If you went back and adjusted the results for each state to compare Romney's total against Santorum and Gingrich's combined, the map changes to this:

You'll notice there's not a lot of change. The only states that jump from the Romney column to the Unity column are Alaska, Michigan, Ohio, Wisconsin, and Wyoming.

Your first thought may be: Hey! Ohio and Michigan have lots of delegates. Which is a fair thing to think.

So here's the national map showing Romney's delegate lead pre-unity ticket. (In short, it's a comparison of Romney's delegates to Santorum and Gingrich's combined.) The bigger the circle, the higher the delegate total.

And here's that map if we assume that all Romney delegates in each state that moved to the Unity ticket were allocated to that ticket.

Without the Unity ticket, Romney picks up 1,575 delegates, including unattached party delegates. With the Unity ticket? His total drops 125 delegates. Even if you assumed the unattached delegates go to Unity (which they wouldn't, for reasons explained below), Romney still gets 1,296 delegates — 150 more than he needs to secure the nomination.

Oh, by the way: The Unity ticket would only have come into being after the Michigan and Wyoming primaries.

Why a Unity Ticket Wouldn't Have Beaten Obama

Well, for one thing, it wouldn't have gotten the nomination. But even if it had (in the "Romney is hit by a bus" scenario), the Unity ticket was meant to solidify conservative Republican voters against a candidate perceived by many in the party to be too moderate. In a general election, that more conservative ticket would have fared worse than Romney did. For as poorly as Romney did with independents, a Gingrich/Santorum/vice-versa ticket would have done far worse. Which is why party delegates would have thrown their weight behind Romney.

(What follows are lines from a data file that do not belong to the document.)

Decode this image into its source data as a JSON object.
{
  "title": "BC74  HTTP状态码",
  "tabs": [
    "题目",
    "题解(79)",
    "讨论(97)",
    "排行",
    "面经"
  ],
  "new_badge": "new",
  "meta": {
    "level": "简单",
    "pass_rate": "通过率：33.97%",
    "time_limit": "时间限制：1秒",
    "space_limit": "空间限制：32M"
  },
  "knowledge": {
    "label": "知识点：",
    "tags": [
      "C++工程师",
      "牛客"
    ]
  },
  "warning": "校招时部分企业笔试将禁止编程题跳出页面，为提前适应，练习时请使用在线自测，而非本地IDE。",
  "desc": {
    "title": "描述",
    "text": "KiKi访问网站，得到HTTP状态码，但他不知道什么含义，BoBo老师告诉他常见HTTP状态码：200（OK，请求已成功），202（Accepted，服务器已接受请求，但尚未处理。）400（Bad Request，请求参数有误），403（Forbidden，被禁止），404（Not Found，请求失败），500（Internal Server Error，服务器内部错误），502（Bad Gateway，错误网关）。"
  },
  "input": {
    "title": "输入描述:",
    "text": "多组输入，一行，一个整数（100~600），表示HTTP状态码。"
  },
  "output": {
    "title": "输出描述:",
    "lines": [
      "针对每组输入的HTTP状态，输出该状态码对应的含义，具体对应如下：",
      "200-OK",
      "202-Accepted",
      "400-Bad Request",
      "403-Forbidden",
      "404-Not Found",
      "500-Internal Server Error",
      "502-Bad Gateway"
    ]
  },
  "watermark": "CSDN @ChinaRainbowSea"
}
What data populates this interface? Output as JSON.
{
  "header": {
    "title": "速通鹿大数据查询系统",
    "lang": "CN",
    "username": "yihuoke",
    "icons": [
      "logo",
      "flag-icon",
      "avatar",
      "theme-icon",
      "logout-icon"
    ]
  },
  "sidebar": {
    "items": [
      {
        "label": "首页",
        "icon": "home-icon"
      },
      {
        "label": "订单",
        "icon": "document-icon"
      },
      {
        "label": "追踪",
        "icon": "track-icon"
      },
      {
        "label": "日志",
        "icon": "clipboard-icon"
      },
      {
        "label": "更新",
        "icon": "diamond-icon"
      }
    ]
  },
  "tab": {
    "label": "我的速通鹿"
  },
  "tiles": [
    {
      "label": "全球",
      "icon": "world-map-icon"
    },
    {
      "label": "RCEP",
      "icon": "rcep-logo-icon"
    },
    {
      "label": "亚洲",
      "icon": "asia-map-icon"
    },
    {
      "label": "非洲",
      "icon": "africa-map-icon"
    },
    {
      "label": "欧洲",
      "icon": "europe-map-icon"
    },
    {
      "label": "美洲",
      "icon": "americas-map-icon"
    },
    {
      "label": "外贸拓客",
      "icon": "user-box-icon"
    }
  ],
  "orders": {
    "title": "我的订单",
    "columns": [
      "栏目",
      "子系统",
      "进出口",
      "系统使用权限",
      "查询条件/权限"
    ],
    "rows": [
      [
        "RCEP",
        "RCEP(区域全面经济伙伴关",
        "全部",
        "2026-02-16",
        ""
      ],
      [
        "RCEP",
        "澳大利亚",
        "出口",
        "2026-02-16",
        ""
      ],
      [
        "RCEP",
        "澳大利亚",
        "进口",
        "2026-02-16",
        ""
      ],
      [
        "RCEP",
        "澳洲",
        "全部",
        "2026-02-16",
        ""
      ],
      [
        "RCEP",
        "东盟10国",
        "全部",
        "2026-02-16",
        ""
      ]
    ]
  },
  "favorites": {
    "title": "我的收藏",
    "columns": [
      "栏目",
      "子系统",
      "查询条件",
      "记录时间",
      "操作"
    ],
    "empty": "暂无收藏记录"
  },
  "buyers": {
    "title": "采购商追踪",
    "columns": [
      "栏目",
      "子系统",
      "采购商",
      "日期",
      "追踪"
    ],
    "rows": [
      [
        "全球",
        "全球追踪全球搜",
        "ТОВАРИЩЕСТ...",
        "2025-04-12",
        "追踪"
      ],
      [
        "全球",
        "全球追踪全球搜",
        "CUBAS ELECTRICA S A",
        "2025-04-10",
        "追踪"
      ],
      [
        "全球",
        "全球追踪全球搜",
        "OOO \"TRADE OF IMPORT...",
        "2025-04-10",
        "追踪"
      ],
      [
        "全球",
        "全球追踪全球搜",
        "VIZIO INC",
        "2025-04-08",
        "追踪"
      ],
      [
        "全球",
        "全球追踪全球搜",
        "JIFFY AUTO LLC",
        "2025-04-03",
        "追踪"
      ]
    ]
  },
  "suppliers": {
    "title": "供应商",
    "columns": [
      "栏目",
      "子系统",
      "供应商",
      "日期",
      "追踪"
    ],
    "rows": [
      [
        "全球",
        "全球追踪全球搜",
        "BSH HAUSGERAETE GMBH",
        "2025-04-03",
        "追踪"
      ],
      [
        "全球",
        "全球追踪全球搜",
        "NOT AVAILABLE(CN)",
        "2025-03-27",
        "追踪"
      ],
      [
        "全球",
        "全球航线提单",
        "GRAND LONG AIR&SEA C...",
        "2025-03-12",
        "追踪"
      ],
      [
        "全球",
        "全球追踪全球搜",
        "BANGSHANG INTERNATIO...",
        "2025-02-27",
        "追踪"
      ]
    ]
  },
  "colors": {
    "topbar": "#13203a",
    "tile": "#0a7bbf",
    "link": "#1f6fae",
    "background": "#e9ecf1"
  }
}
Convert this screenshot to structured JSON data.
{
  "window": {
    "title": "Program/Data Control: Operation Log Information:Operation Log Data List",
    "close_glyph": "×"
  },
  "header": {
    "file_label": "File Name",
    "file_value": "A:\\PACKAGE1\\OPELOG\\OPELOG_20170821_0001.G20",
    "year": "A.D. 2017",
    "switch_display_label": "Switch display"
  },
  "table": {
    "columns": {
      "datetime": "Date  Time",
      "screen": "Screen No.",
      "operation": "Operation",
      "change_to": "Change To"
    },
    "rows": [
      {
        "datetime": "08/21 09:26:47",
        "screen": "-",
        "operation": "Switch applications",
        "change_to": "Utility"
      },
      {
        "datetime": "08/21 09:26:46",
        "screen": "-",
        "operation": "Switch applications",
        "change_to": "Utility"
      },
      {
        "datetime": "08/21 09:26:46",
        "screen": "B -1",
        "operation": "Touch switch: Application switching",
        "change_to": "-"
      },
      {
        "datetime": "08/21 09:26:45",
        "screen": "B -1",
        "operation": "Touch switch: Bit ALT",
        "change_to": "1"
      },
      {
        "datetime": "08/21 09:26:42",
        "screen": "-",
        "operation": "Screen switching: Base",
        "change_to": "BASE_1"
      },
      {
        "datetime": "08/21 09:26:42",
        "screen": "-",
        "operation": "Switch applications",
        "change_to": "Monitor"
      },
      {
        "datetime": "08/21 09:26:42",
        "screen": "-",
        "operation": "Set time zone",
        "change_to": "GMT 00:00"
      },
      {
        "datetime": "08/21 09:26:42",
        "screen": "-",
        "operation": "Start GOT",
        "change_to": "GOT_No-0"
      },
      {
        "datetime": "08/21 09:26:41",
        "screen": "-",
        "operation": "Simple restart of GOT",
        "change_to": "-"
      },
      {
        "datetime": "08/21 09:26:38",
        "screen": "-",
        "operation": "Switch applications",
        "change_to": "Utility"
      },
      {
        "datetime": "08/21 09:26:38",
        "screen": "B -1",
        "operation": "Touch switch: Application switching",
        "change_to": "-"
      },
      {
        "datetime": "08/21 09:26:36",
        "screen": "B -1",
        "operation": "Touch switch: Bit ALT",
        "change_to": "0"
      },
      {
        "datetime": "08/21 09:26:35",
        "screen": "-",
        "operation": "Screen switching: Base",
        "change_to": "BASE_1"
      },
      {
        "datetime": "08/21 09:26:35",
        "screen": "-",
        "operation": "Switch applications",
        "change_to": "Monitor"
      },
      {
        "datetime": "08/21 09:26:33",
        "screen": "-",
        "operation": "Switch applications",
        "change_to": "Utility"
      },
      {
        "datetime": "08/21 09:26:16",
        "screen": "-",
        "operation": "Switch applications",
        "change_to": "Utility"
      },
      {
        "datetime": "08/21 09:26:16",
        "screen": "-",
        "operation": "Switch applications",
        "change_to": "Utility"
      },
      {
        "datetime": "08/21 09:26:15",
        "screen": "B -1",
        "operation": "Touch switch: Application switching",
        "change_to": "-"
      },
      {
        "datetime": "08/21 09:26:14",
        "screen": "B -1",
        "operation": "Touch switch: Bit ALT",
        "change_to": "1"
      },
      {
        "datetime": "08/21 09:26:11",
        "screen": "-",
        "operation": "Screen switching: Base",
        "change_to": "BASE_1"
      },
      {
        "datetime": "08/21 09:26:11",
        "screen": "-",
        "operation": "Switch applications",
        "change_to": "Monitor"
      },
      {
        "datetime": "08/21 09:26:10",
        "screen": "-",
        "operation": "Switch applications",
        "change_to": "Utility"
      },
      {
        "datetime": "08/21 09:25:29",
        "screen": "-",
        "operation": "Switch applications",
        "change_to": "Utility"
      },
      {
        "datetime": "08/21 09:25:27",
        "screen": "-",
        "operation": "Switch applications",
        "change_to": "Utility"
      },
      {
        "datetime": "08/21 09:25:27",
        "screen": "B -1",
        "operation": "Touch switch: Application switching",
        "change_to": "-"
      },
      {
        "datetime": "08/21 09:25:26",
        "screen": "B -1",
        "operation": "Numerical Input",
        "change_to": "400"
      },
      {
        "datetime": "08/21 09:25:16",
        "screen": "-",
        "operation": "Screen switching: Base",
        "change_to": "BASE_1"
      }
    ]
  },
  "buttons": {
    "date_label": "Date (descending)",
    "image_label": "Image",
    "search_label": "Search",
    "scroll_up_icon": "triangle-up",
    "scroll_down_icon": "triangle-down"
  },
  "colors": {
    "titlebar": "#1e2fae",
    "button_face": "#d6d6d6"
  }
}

Again: Nobody knows how an unprecedented announcement of unification would have altered states later in the campaign. Perhaps it would have been enough to drop Romney under the 1,100-delegate level and into a floor fight — a fight Romney would likely have won.

Rick Santorum and Newt Gingrich lost the Republican primary in part because people rejected their ideas. They would have rejected this one, too.